What is Human Chorionic Gonadotropin (HCG)?
HCG is one of the hormones produced by the human placenta during pregnancy. HCG is very similar in structure to Luteinizing Hormone (LH), which is one of the pituitary hormones responsible for stimulation of the ovary in normal ovulation. HCG is given by injection to stimulate final development and release of mature eggs at the time of ovulation during fertility treatment.

Why is HCG used in fertility treatment?
Luteinizing hormone (LH) is responsible for the final stages of development of the human egg before release from the ovary. It is also considered the “trigger” which actually causes the egg to be ovulated or released from the ovary. Unfortunately, LH is difficult to isolate and purify as a compound. However, HCG has the same effect on the ovary as LH and is much easier to prepare and purify. So HCG is used to produce the final maturation and release of eggs at the time of ovulation. HCG is most often used to release eggs in clomiphene or gonadotropin (Pergonal/Humegon/Repronex/FSH) cycles or for final preparation of the eggs before retrieval in IVF or GIFT. HCG is also used to treat ovulation problems such as luteal phase defects as it stimulates better development of the corpus luteum (egg capsule) after release of the egg from the ovary.

Are there any side effects of HCG?
HCG is actually the same hormone as is produced in normal pregnancy, and may cause temporary pregnancy symptoms in some women.

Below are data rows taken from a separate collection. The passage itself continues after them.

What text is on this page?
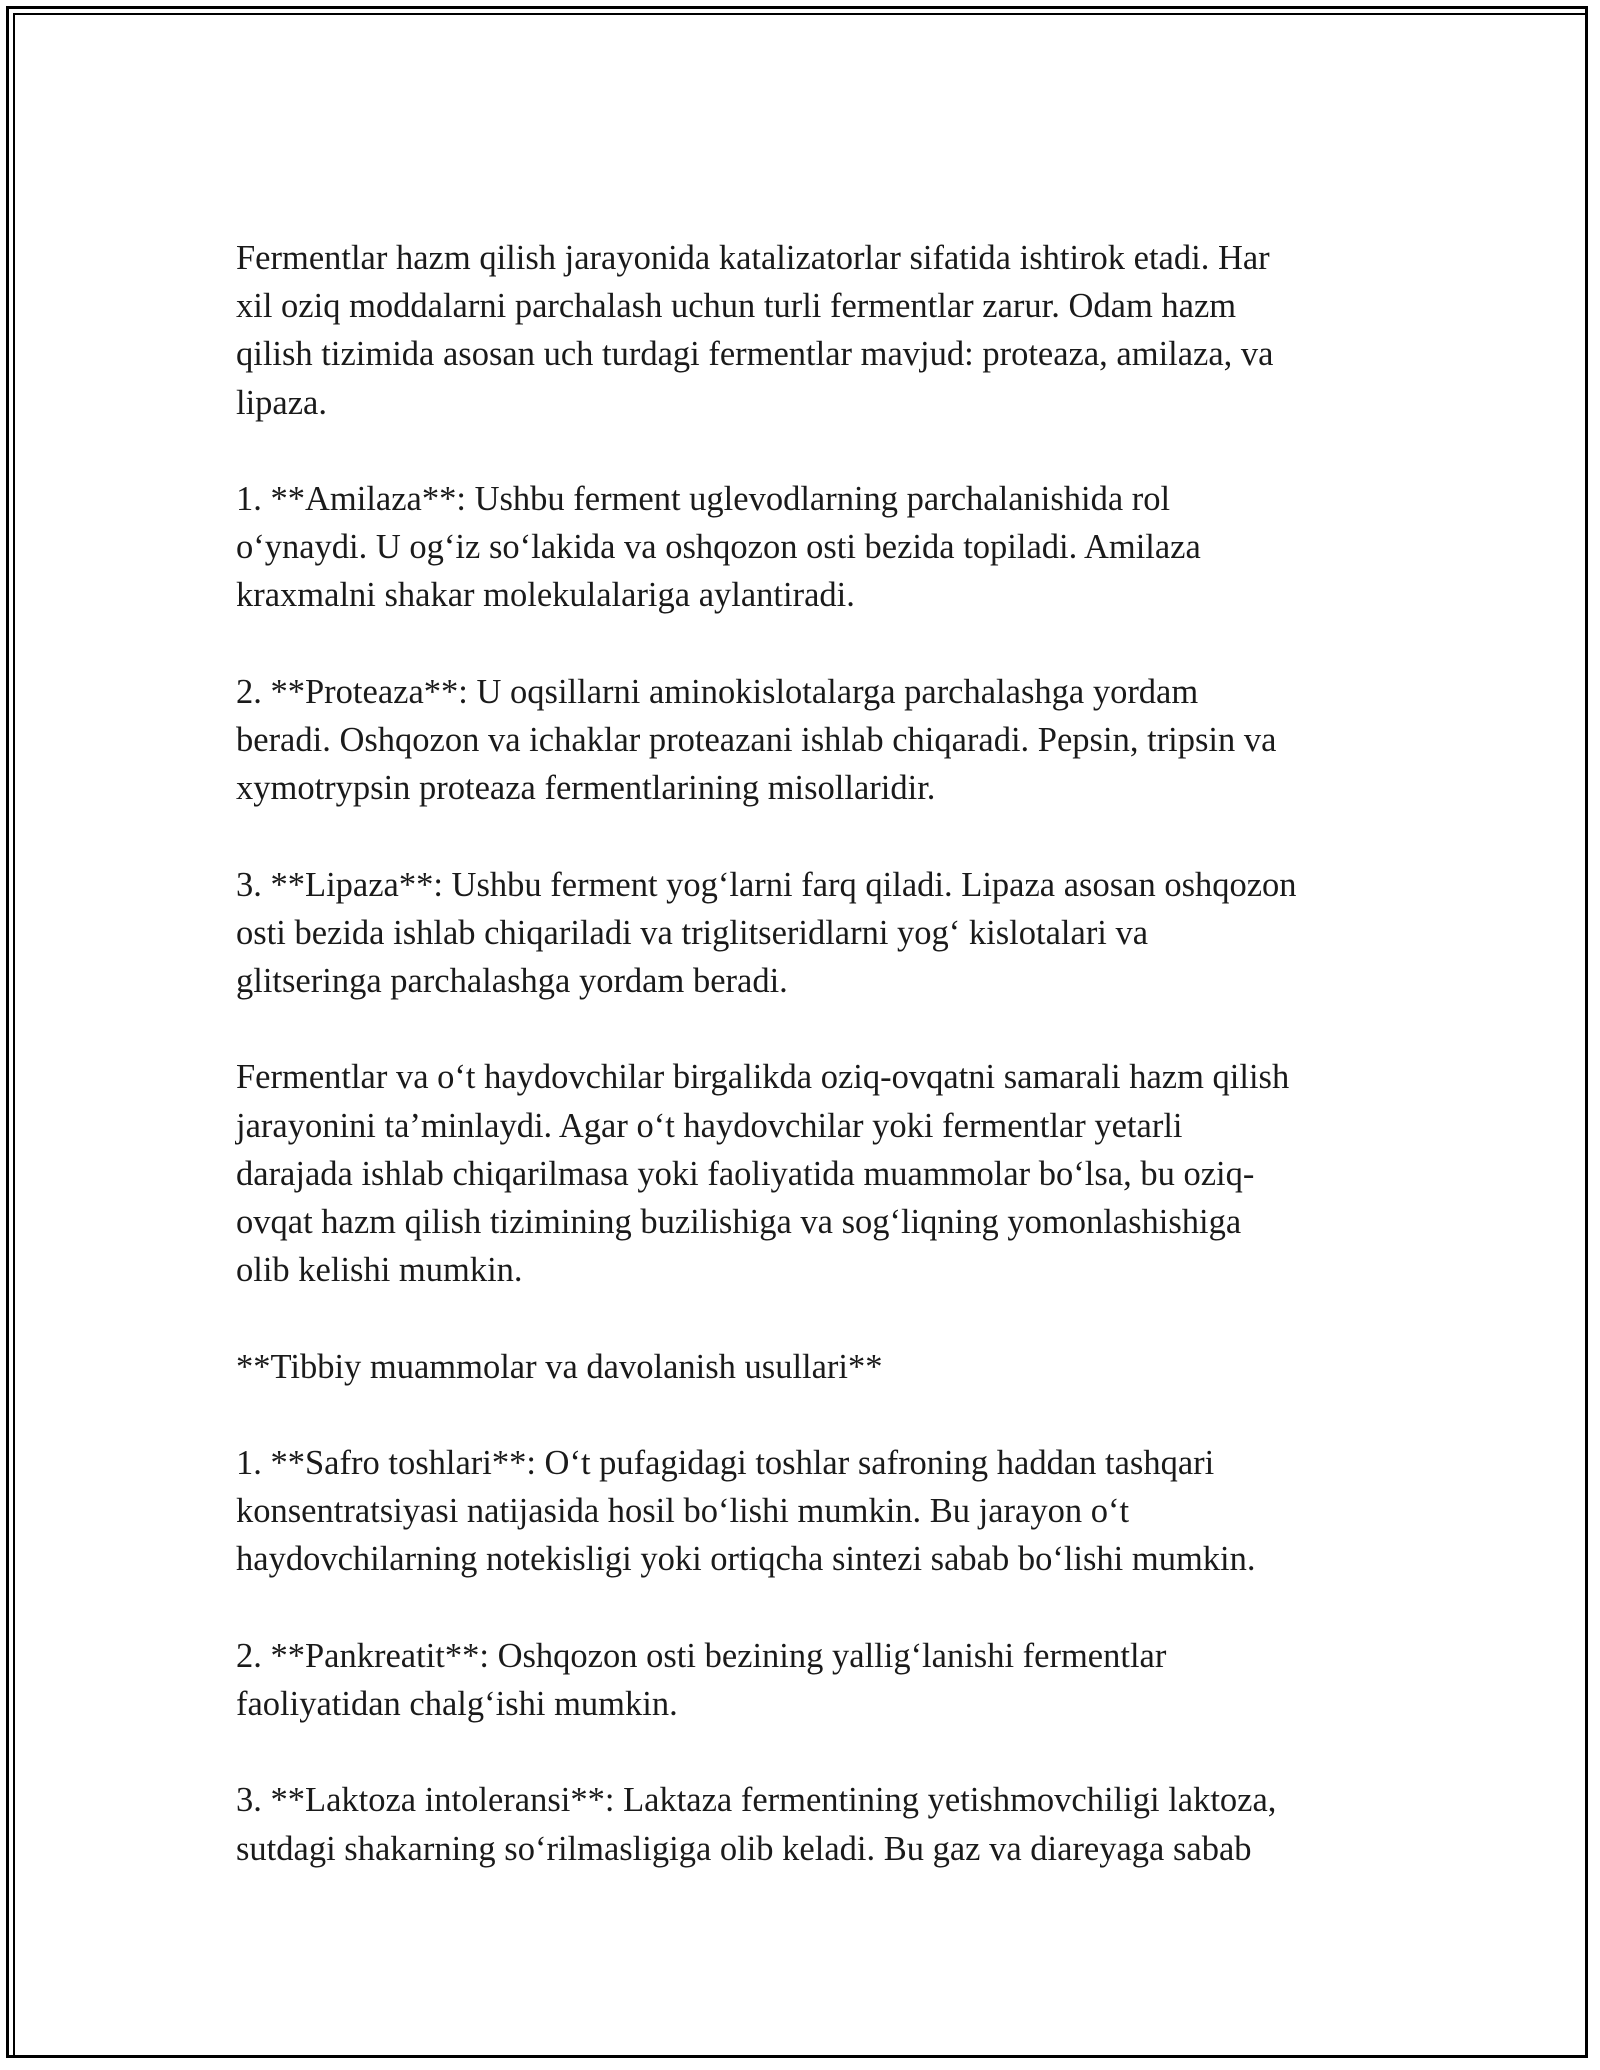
Fermentlar hazm qilish jarayonida katalizatorlar sifatida ishtirok etadi. Har
xil oziq moddalarni parchalash uchun turli fermentlar zarur. Odam hazm
qilish tizimida asosan uch turdagi fermentlar mavjud: proteaza, amilaza, va
lipaza.

1. **Amilaza**: Ushbu ferment uglevodlarning parchalanishida rol
o‘ynaydi. U og‘iz so‘lakida va oshqozon osti bezida topiladi. Amilaza
kraxmalni shakar molekulalariga aylantiradi.

2. **Proteaza**: U oqsillarni aminokislotalarga parchalashga yordam
beradi. Oshqozon va ichaklar proteazani ishlab chiqaradi. Pepsin, tripsin va
xymotrypsin proteaza fermentlarining misollaridir.

3. **Lipaza**: Ushbu ferment yog‘larni farq qiladi. Lipaza asosan oshqozon
osti bezida ishlab chiqariladi va triglitseridlarni yog‘ kislotalari va
glitseringa parchalashga yordam beradi.

Fermentlar va o‘t haydovchilar birgalikda oziq-ovqatni samarali hazm qilish
jarayonini ta’minlaydi. Agar o‘t haydovchilar yoki fermentlar yetarli
darajada ishlab chiqarilmasa yoki faoliyatida muammolar bo‘lsa, bu oziq-
ovqat hazm qilish tizimining buzilishiga va sog‘liqning yomonlashishiga
olib kelishi mumkin.

**Tibbiy muammolar va davolanish usullari**

1. **Safro toshlari**: O‘t pufagidagi toshlar safroning haddan tashqari
konsentratsiyasi natijasida hosil bo‘lishi mumkin. Bu jarayon o‘t
haydovchilarning notekisligi yoki ortiqcha sintezi sabab bo‘lishi mumkin.

2. **Pankreatit**: Oshqozon osti bezining yallig‘lanishi fermentlar
faoliyatidan chalg‘ishi mumkin.

3. **Laktoza intoleransi**: Laktaza fermentining yetishmovchiligi laktoza,
sutdagi shakarning so‘rilmasligiga olib keladi. Bu gaz va diareyaga sabab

These include mild nausea, fatigue, headaches, or weakness for 12-24 hours. These symptoms are usually not dramatic, and many women have no symptoms at all. Since HCG does stimulate the ovaries, it may increase the chance of ovarian cyst formation as is common with all fertility drugs.

How do I use HCG?
HCG is given as an intramuscular (IM) injection into the buttocks area or as a subcutaneous injection under the abdominal skin. It may be given at different times of the day according to the specific program, but is often used in the evening and you will be instructed on the exact time for the injection. Some injections may be given at the office, but many patients will use HCG at home on their own.

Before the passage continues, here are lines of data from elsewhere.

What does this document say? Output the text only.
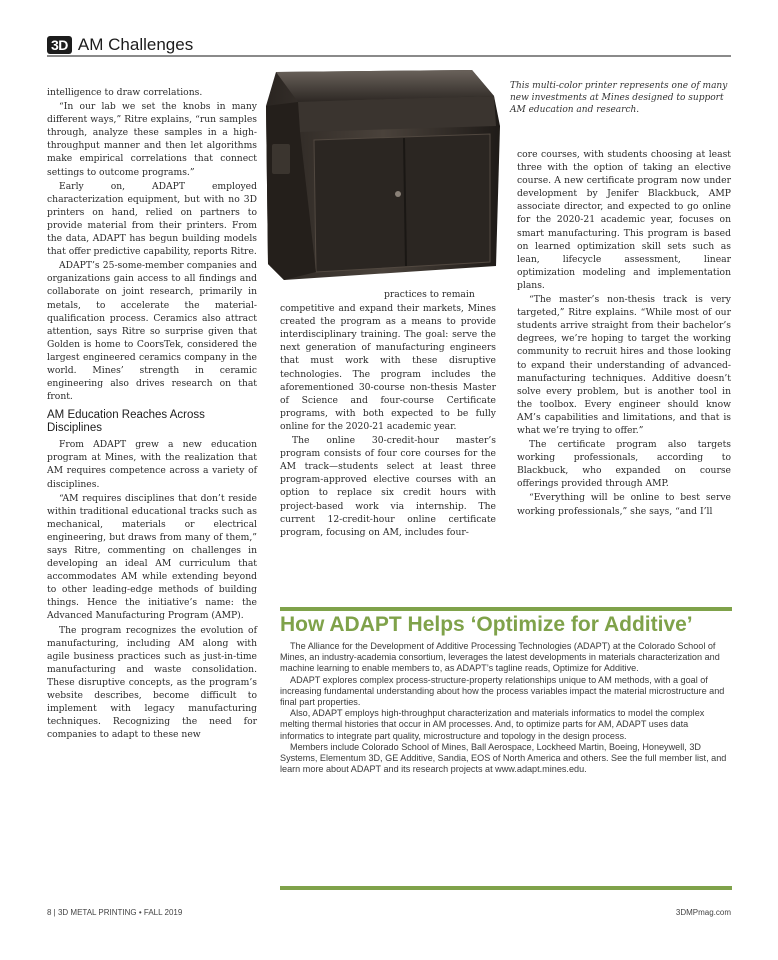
3D AM Challenges
This multi-color printer represents one of many new investments at Mines designed to support AM education and research.

intelligence to draw correlations.

“In our lab we set the knobs in many different ways,” Ritre explains, “run samples through, analyze these samples in a high-throughput manner and then let algorithms make empirical correlations that connect settings to outcome programs.”

Early on, ADAPT employed characterization equipment, but with no 3D printers on hand, relied on partners to provide material from their printers. From the data, ADAPT has begun building models that offer predictive capability, reports Ritre.

ADAPT’s 25-some-member companies and organizations gain access to all findings and collaborate on joint research, primarily in metals, to accelerate the material-qualification process. Ceramics also attract attention, says Ritre so surprise given that Golden is home to CoorsTek, considered the largest engineered ceramics company in the world. Mines’ strength in ceramic engineering also drives research on that front.

AM Education Reaches Across Disciplines

From ADAPT grew a new education program at Mines, with the realization that AM requires competence across a variety of disciplines.

“AM requires disciplines that don’t reside within traditional educational tracks such as mechanical, materials or electrical engineering, but draws from many of them,” says Ritre, commenting on challenges in developing an ideal AM curriculum that accommodates AM while extending beyond to other leading-edge methods of building things. Hence the initiative’s name: the Advanced Manufacturing Program (AMP).

The program recognizes the evolution of manufacturing, including AM along with agile business practices such as just-in-time manufacturing and waste consolidation. These disruptive concepts, as the program’s website describes, become difficult to implement with legacy manufacturing techniques. Recognizing the need for companies to adapt to these new

practices to remain

competitive and expand their markets, Mines created the program as a means to provide interdisciplinary training. The goal: serve the next generation of manufacturing engineers that must work with these disruptive technologies. The program includes the aforementioned 30-course non-thesis Master of Science and four-course Certificate programs, with both expected to be fully online for the 2020-21 academic year.

The online 30-credit-hour master’s program consists of four core courses for the AM track—students select at least three program-approved elective courses with an option to replace six credit hours with project-based work via internship. The current 12-credit-hour online certificate program, focusing on AM, includes four-

core courses, with students choosing at least three with the option of taking an elective course. A new certificate program now under development by Jenifer Blackbuck, AMP associate director, and expected to go online for the 2020-21 academic year, focuses on smart manufacturing. This program is based on learned optimization skill sets such as lean, lifecycle assessment, linear optimization modeling and implementation plans.

“The master’s non-thesis track is very targeted,” Ritre explains. “While most of our students arrive straight from their bachelor’s degrees, we’re hoping to target the working community to recruit hires and those looking to expand their understanding of advanced-manufacturing techniques. Additive doesn’t solve every problem, but is another tool in the toolbox. Every engineer should know AM’s capabilities and limitations, and that is what we’re trying to offer.”

The certificate program also targets working professionals, according to Blackbuck, who expanded on course offerings provided through AMP.

“Everything will be online to best serve working professionals,” she says, “and I’ll

How ADAPT Helps ‘Optimize for Additive’

The Alliance for the Development of Additive Processing Technologies (ADAPT) at the Colorado School of Mines, an industry-academia consortium, leverages the latest developments in materials characterization and machine learning to enable members to, as ADAPT’s tagline reads, Optimize for Additive.

ADAPT explores complex process-structure-property relationships unique to AM methods, with a goal of increasing fundamental understanding about how the process variables impact the material microstructure and final part properties.

Also, ADAPT employs high-throughput characterization and materials informatics to model the complex melting thermal histories that occur in AM processes. And, to optimize parts for AM, ADAPT uses data informatics to integrate part quality, microstructure and topology in the design process.

Members include Colorado School of Mines, Ball Aerospace, Lockheed Martin, Boeing, Honeywell, 3D Systems, Elementum 3D, GE Additive, Sandia, EOS of North America and others. See the full member list, and learn more about ADAPT and its research projects at www.adapt.mines.edu.

8 | 3D METAL PRINTING • FALL 2019	3DMPmag.com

To give the HCG injection, first pop the plastic tops off both the fluid and powder (HCG) bottles. Insert the needle through the rubber stopper into the fluid bottle and aspirate one (1.0) cc into the syringe. Remove the needle and re-insert it through the rubber stopper into the powder bottle. Inject the fluid (one cc) into the powder and shake gently. Turn the bottle upside down and aspirate all of the medication back into the syringe. There is a slit in the ruber stopper near the top of the bottle to help you see all the fluid as it is removed. Then change to a new needle, expel the extra air, and give the injection as instructed.